Some two-dozen Muslims and non-Muslims attended Mr. Abdullah's course this past weekend in Las Vegas. On the first day Mr. Abdullah covered the history of religious violence, then offered counter-arguments to critics of Islam's approach. The second day's lecture dealt with the roots of non-violence in all religions and a look at Muslims practicing non-violence. On the final day, he covered Islamic political movements that have turned violent such as Hamas, Hezbollah, and al Qaida.

Attendee Glen Bruno says he thinks Islam is too aggressive and came to the class to hear how Muslims would like to change the world. "My feeling is that they are trying to expand their religion in any way that they can, and this is just part of their effort," he said.

Roberta Sabbath she was reassured by the lecture that is Islam is not a religion of violence. "There is a very broad intellectual picture that we can see Islam through, other than this media clip that we are used to," she said. "Islam is a religion of peace, it is the people who come to it who are the radicals."

It's those radicals engaging in religious war that drew Warren Gardner to the course. "I am looking forward to [learning about] the Jihadist movement, of course, because that is what is happening around us," he said. "I am interested in hearing what the Muslim community is doing about that, because obviously their basic beliefs are not along that line. What are they doing about it? That would be a question I would ask of my own church, if they were involved in something like that… what are they doing about that?

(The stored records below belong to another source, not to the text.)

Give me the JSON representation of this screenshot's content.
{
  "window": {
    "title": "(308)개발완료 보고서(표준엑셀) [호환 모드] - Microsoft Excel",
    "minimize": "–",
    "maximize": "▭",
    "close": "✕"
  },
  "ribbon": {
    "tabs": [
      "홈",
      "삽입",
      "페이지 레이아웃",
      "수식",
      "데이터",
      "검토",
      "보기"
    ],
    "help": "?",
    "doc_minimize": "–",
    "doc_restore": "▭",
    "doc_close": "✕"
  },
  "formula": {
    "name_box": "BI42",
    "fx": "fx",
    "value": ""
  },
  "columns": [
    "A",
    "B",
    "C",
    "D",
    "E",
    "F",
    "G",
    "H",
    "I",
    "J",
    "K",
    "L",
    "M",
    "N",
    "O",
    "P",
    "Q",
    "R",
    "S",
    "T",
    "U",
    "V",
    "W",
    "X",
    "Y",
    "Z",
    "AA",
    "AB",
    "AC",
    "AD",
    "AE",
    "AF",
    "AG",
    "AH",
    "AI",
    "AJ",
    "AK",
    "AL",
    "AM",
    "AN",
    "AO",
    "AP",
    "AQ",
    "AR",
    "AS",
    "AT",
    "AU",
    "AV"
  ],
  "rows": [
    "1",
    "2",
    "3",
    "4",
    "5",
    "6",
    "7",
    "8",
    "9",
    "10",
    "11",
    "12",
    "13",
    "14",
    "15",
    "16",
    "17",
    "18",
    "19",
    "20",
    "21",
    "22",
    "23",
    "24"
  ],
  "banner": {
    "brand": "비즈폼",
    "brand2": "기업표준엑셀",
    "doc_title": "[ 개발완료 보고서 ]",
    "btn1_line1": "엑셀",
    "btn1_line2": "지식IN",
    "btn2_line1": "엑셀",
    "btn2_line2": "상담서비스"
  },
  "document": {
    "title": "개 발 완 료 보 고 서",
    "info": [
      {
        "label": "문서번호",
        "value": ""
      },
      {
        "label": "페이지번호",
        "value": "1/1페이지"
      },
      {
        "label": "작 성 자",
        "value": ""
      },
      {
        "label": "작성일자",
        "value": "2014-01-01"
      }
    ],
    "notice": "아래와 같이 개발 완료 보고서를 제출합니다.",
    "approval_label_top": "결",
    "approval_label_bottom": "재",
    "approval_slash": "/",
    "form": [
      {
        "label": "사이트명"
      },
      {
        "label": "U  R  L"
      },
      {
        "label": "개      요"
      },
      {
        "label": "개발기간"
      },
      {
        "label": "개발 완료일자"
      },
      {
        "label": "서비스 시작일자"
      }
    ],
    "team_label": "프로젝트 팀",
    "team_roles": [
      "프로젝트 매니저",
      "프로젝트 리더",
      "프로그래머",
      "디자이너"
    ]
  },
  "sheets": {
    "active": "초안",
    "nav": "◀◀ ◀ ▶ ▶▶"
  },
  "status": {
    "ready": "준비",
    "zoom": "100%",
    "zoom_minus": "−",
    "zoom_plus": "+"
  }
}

Imam Aslam Abdullah is presenting his three-day course in response to the violent Islamic movements making headlines around the world. He's presenting the same material before a larger audience of religious leaders at an inter-faith conference in Las Vegas this weekend. And he's used contacts across the nation to set up similar lectures in Detroit; Atlanta; Milwaukee, Wisconsin and Fresno, California later this year. The goals are to reaffirm Islam's rejection of violence, reassure communities that the religion promotes non-violence and prepare a team of young people who can counter those within the Islamic community who advocate violence for social change.